Motor MotoGP Manual atau Matic, Simak Faktanya!

Pernah bertanya-tanya motor motoGP manual atau matic? Wajar saja, mungkin para penonton tidak pernah melihat pembalap motoGP menekan tuas kopling saat berkendara. Hal ini, tentu akan banyak membuat pemikiran jikalau motor yang digunakan untuk balapan di dalam sirkuit motoGP menggunakan sistem kerja matic.

Sebenarnya, motor yang dipakai pada motoGP termasuk dalam kategori motor manual. Hanya saja terdapat beberapa perbedaan terkait dengan sistem kerjanya. Tentu saja hal ini berhubungan dengan kebutuhan kecepatan dan ketangguhan ketika berlaga pada sirkuit balapan. Lalu, apa saja fakta tentang motor yang dipergunakan pada motoGP?

1. Hanya Menarik Tuas Kopling Sekali

Apabila penonton sering melihat pembalap motoGP tidak pernah menarik tuas kopling saat sedang bertanding, itu memang benar adanya. Pasalnya, penggunaan tuas kopling hanya dilakukan saat sebelum start saja. Hal itu, hanya dimaksudkan supaya mesin tidak mati .

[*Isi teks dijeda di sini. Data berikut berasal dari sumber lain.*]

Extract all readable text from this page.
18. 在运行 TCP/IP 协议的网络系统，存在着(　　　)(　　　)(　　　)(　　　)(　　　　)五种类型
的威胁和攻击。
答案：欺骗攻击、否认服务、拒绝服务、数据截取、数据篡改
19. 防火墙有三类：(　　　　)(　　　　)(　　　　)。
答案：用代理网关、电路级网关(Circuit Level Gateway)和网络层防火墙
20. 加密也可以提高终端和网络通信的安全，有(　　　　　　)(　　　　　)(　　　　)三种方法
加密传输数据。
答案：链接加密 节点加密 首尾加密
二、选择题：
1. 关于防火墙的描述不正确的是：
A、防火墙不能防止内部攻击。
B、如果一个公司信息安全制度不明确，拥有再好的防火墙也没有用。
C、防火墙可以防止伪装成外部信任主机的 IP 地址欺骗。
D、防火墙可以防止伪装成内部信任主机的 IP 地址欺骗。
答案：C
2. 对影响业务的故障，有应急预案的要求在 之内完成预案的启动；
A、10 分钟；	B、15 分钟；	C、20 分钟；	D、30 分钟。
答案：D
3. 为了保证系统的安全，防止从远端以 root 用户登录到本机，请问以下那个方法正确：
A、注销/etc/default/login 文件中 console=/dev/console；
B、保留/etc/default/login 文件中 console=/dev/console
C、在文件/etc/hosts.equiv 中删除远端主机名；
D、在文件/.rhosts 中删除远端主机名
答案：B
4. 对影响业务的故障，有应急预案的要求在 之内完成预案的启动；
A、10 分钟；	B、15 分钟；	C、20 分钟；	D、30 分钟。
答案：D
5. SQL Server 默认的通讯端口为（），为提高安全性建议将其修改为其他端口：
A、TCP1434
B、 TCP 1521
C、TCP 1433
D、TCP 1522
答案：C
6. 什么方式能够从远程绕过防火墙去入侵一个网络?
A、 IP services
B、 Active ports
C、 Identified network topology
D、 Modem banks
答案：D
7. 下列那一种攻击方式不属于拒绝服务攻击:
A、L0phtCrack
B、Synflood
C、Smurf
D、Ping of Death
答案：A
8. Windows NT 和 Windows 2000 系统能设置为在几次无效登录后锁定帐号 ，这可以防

Setelah motor sudah melaju ke arena sirkuit, fungsi kopling diambil alih oleh quickshifter. Memang, pada umumnya ketika pemindahan gear, tuas kopling akan ditekan. Hal ini, bertujuan agar tuas transmisi dapat ditekan dan terjadi pergantian gear. Akan tetapi, dalam dunia balap motor, sangat disayangkan waktu dalam milisecond terbuang percuma hanya untuk menekan kopling dan mengganti gear.

2. Memakai Quickshifter

Inilah jawaban dari apakah motor motoGP manual atau matic. Quickshifter dipilih sebagai pengganti tugas dari kopling. Telah diketahui sebelumnya, jika pada motor balap motoGP tidak perlu menekan tuas kopling. Quickshifter dapat bekerja dengan cara memutuskan putaran mesin langsung ke gearbox.

Ketika quickshifter bekerja membuat mesin mati sesaat, mesin tidak akan menghasilkan tenaga. Pada saat itulah, gear dapat berpindah. Sementara, kopling memutus putaran mesin dalam kondisi mesin tetap hidup.

3. Mematikan Mesin terjadi hanya Hitungan Milisecond

Konsep mematikan mesin pada motor motoGP adalah dengan cara memutus aliran listrik yang menuju busi. Mesin bisa mati akibat tidak terjadi pembakaran. Jeda waktu yang dipakai pada saat mesin dimatikan terjadi hanya dalam beberapa millisecond saja.

Waktu tersebut lebih cepat dibandingkan dengan menekan tuas kopling dan menekan pedal shifter. Waktu pemutusan aliran listrik terjadi ketika tuas pemindah gear yang terhubung lever ditekan. Lever tersebut terhubung sensor yang kemudian sensor tersebut mengirim sinyal ke ECU untuk memutus arus yang menuju busi.

4. Pakai Kopling Kering bukan Kopling Basah

Motor pada motoGP menggunakan kopling kering bukan kopling basah. Alasannya supaya power dapat ditransfer dari mesin ke transmisi. Lalu, dapat diteruskan menuju ke roda belakang.

Disebut dengan kopling kering dikarenakan kampas kopling tidak terlumasi oli seperti halnya pada kopling basah. Hal itu, juga menjadi alasan dipilihnya kampas kopling kering pada motor motoGP. Tiada pelumas oli, maka hambatan yang disebabkan karena oli pun akan berkurang. Dengan demikian, akan lebih efisien tenaga dari mesin yang terbuang.

5. Penggantian Gigi Lebih Sedikit

Terdapat 2 rangkaian kopling yang saling berhubungan. Pada motor motoGP penggantian gigi dicatat lebih sedikit. Pasalnya, penggunaan seamless gearbox delay bisa membuat motor tersebut tidak harus banyak melakukan pemindahan gear.

Ketika gear pada posisi 3 dipindah ke 2, secara bersamaan garpu pemindah dari gear 3 akan lepas dan garpu pemindah akan terhubung dengan gear ke 2. Seamless gearbox juga menerapkan dog clutch. Hal itu, menyebabkan motor tidak perlu menggunakan synchromesh untuk menyelaraskan putaran gear input dengan gear output.

Itulah, fakta yang terjadi pada motor motoGP terkait pertanyaan motor motoGP manual atau matic. Ternyata memang dilengkapi dengan kecanggihan teknologi otomotif yang membuatnya seperti matic, padahal termasuk motor dengan sistem manual.